California legalized physician-assisted suicide and later passed a bill requiring doctors who object to “document” a patient’s request and refer the suicidal person to another doctor.
Along with transferring patient files to the alternate physician, the objecting doctor would have to “educate” patients about medicine and procedures that would help with suicide attempts.
The legislation, known as California Senate Bill 380 and which took effect in January, truncated the time between the two legally required separate notifications by a patient affirming a desire for assisted suicide from 15 days to 48 hours.
Attorneys for the Christian Medical and Dental Associations and Dr. Leslee Cochrane, a hospice physician, sought to halt enforcement of the law while a February lawsuit they filed over the bill proceeds.
“Our clients seek to live out their faith in their medical practice, and that includes valuing every human life entrusted to their care.

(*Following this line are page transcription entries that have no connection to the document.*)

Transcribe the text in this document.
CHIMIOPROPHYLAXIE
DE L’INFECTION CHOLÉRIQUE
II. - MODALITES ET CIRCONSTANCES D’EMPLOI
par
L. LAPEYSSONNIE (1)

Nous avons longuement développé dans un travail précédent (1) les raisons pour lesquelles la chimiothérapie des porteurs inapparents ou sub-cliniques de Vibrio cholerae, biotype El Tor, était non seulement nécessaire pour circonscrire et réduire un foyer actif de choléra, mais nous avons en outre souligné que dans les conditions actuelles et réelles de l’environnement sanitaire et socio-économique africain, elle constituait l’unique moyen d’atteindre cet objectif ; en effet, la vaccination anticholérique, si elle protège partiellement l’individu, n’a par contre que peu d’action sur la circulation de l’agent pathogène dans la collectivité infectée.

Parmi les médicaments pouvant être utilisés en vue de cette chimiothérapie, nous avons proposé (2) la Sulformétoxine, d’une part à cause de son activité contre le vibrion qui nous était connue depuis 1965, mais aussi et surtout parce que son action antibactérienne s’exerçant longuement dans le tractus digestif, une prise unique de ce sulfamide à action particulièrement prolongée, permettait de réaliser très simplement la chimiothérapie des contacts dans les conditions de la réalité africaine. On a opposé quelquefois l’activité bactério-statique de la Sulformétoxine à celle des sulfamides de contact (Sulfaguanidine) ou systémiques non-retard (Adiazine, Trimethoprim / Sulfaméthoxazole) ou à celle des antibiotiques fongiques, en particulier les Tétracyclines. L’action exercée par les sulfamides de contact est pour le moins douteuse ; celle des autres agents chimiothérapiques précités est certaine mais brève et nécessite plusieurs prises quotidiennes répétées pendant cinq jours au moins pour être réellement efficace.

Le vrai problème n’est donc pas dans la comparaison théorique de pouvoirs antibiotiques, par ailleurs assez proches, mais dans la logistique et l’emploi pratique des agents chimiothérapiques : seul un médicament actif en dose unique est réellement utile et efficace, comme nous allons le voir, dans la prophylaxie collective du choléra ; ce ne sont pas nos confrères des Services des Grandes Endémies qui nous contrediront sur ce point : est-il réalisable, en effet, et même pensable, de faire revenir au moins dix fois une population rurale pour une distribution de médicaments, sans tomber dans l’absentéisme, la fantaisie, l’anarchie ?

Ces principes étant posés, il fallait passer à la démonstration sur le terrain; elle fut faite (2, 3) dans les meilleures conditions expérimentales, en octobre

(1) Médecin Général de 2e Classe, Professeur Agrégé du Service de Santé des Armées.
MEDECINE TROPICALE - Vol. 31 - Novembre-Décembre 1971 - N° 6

Participating in physician-assisted suicide very clearly would violate their consciences,” said Kevin Theriot, senior counsel with public interest law firm Alliance Defending Freedom, in a statement.
According to the court’s opinion, requiring doctors to document a patient’s request is essentially asking an objecting physician to “participate” in the procedure.
In 2018, the Supreme Court ruled that pro-life pregnancy centers in California did not have to violate their beliefs when a state law required them to dispense information about abortion providers.
Mr. Theriot said the district court’s ruling mirrored the 2018 high court decision.
According to the district court’s opinion, requiring physicians to “document” a patient’s request would mean “non-participating providers are compelled to participate in the Act through [even its] documentation requirement, despite their objections to assisted suicide.”
When the CMDA lawsuit against the measure was filed, ADF attorney Christy Hirsch told The Washington Times that “when you force physicians to choose between violating their conscience or leaving the practice of medicine, this certainly doesn’t benefit anyone.”
Via email, California Attorney General Ron Bonta’s office said, “We are reviewing the decision.”